Open FrankPortman opened 2 years ago
Hmm right, the problem is that the behaviour is different between the Python Kmeans
object and the C++ Clustering
object (that does not automatically set the INNER_PRODUCT index).
Since I think it would be quite disruptive to change the behavior, we should indeed make this very clear in the docstrings and wiki. Marking this as an enhancement, feel free to submit a PR if you wish.
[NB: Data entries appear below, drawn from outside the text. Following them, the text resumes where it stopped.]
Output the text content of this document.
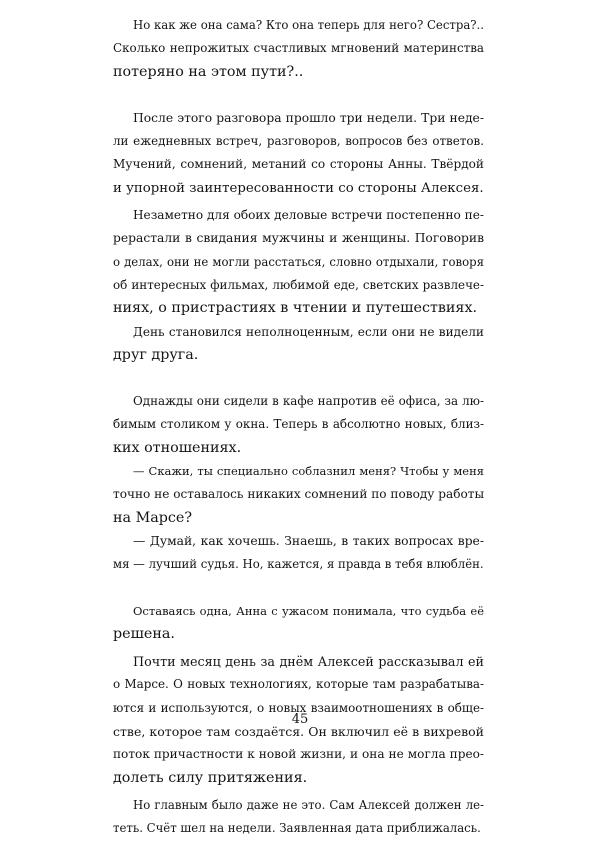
Но как же она сама? Кто она теперь для него? Сестра?..
Сколько непрожитых счастливых мгновений материнства
потеряно на этом пути?..

После этого разговора прошло три недели. Три неде-
ли ежедневных встреч, разговоров, вопросов без ответов.
Мучений, сомнений, метаний со стороны Анны. Твёрдой
и упорной заинтересованности со стороны Алексея.

Незаметно для обоих деловые встречи постепенно пе-
рерастали в свидания мужчины и женщины. Поговорив
о делах, они не могли расстаться, словно отдыхали, говоря
об интересных фильмах, любимой еде, светских развлече-
ниях, о пристрастиях в чтении и путешествиях.

День становился неполноценным, если они не видели
друг друга.

Однажды они сидели в кафе напротив её офиса, за лю-
бимым столиком у окна. Теперь в абсолютно новых, близ-
ких отношениях.

— Скажи, ты специально соблазнил меня? Чтобы у меня
точно не оставалось никаких сомнений по поводу работы
на Марсе?

— Думай, как хочешь. Знаешь, в таких вопросах вре-
мя — лучший судья. Но, кажется, я правда в тебя влюблён.

Оставаясь одна, Анна с ужасом понимала, что судьба её
решена.

Почти месяц день за днём Алексей рассказывал ей
о Марсе. О новых технологиях, которые там разрабатыва-
ются и используются, о новых взаимоотношениях в обще-
стве, которое там создаётся. Он включил её в вихревой
поток причастности к новой жизни, и она не могла прео-
долеть силу притяжения.

Но главным было даже не это. Сам Алексей должен ле-
теть. Счёт шел на недели. Заявленная дата приближалась.

45
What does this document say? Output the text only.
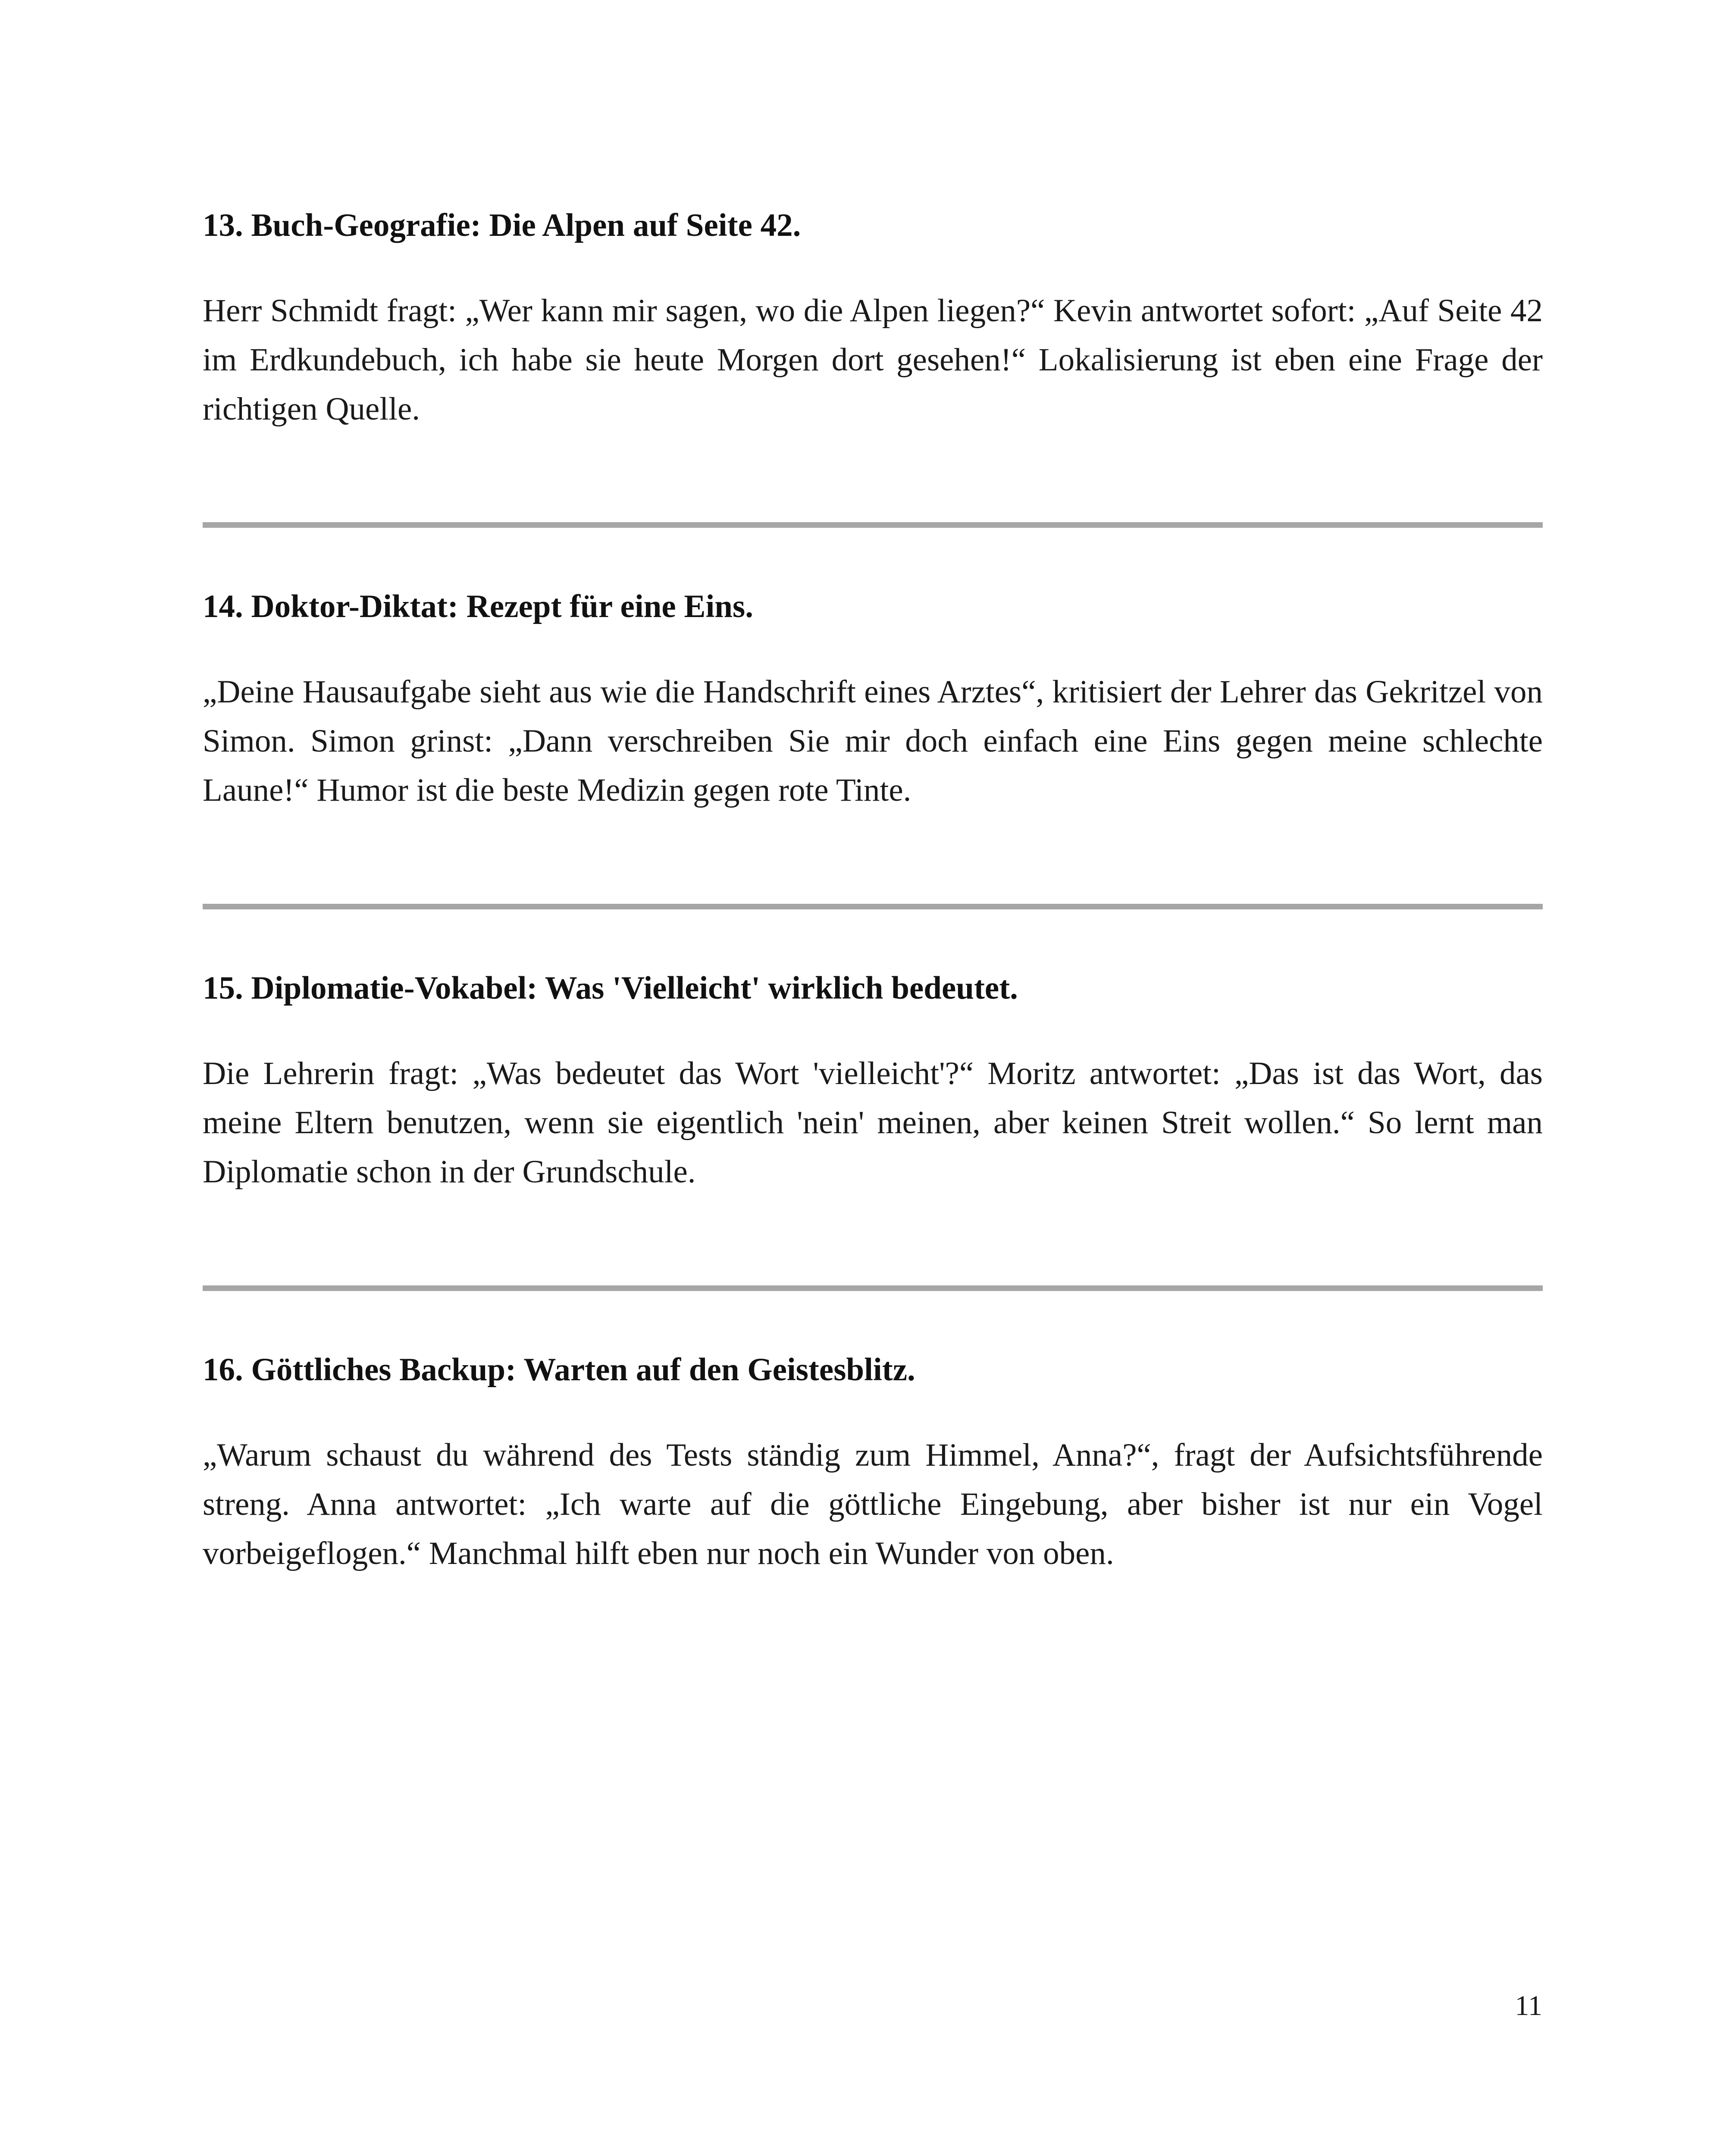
13. Buch-Geografie: Die Alpen auf Seite 42.

Herr Schmidt fragt: „Wer kann mir sagen, wo die Alpen liegen?“ Kevin antwortet sofort: „Auf Seite 42 im Erdkundebuch, ich habe sie heute Morgen dort gesehen!“ Lokalisierung ist eben eine Frage der richtigen Quelle.

14. Doktor-Diktat: Rezept für eine Eins.

„Deine Hausaufgabe sieht aus wie die Handschrift eines Arztes“, kritisiert der Lehrer das Gekritzel von Simon. Simon grinst: „Dann verschreiben Sie mir doch einfach eine Eins gegen meine schlechte Laune!“ Humor ist die beste Medizin gegen rote Tinte.

15. Diplomatie-Vokabel: Was 'Vielleicht' wirklich bedeutet.

Die Lehrerin fragt: „Was bedeutet das Wort 'vielleicht'?“ Moritz antwortet: „Das ist das Wort, das meine Eltern benutzen, wenn sie eigentlich 'nein' meinen, aber keinen Streit wollen.“ So lernt man Diplomatie schon in der Grundschule.

16. Göttliches Backup: Warten auf den Geistesblitz.

„Warum schaust du während des Tests ständig zum Himmel, Anna?“, fragt der Aufsichtsführende streng. Anna antwortet: „Ich warte auf die göttliche Eingebung, aber bisher ist nur ein Vogel vorbeigeflogen.“ Manchmal hilft eben nur noch ein Wunder von oben.

11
When using spherical=True during Kmeans clustering, the centroids are normalized after each iteration. The documentation can be found here: https://github.com/facebookresearch/faiss/wiki/Faiss-building-blocks:-clustering,-PCA,-quantization
The same page also says:
However, under the hood KMeans with spherical=True we see it setting an InnerProduct index in the Python bindings: https://github.com/facebookresearch/faiss/blob/1e4586a5a0d7ceb8a538c4878d08b0623a676a08/faiss/python/__init__.py#L1661
and later maximizing the sum of inner products (where the code correctly handles that a higher inner product is better) here: https://github.com/facebookresearch/faiss/blob/26abede81245800c026bd96a386c51430c1f4170/faiss/Clustering.cpp#L537
To summarize the behavior, if you set spherical=True the objective that faiss Kmeans is optimizing and printing out is the sum of inner products of vectors to centroids (would be a sum of cosine sims if the vectors themselves were normed too).
I think Spherical KMeans is potentially synonymous with clustering via cosine/dot similarity as the distance metric, but it is ambiguous enough within this library that several in my org have been tripped up by this. In particular the objective going up for spherical=True could stand to be more clear in documentation.
Would you be open to some documentation and/or code (perhaps printing something?) changes to make this more clear? If you give me a few pointers on how you might prefer this to be cleared up I can make the change and put up a PR.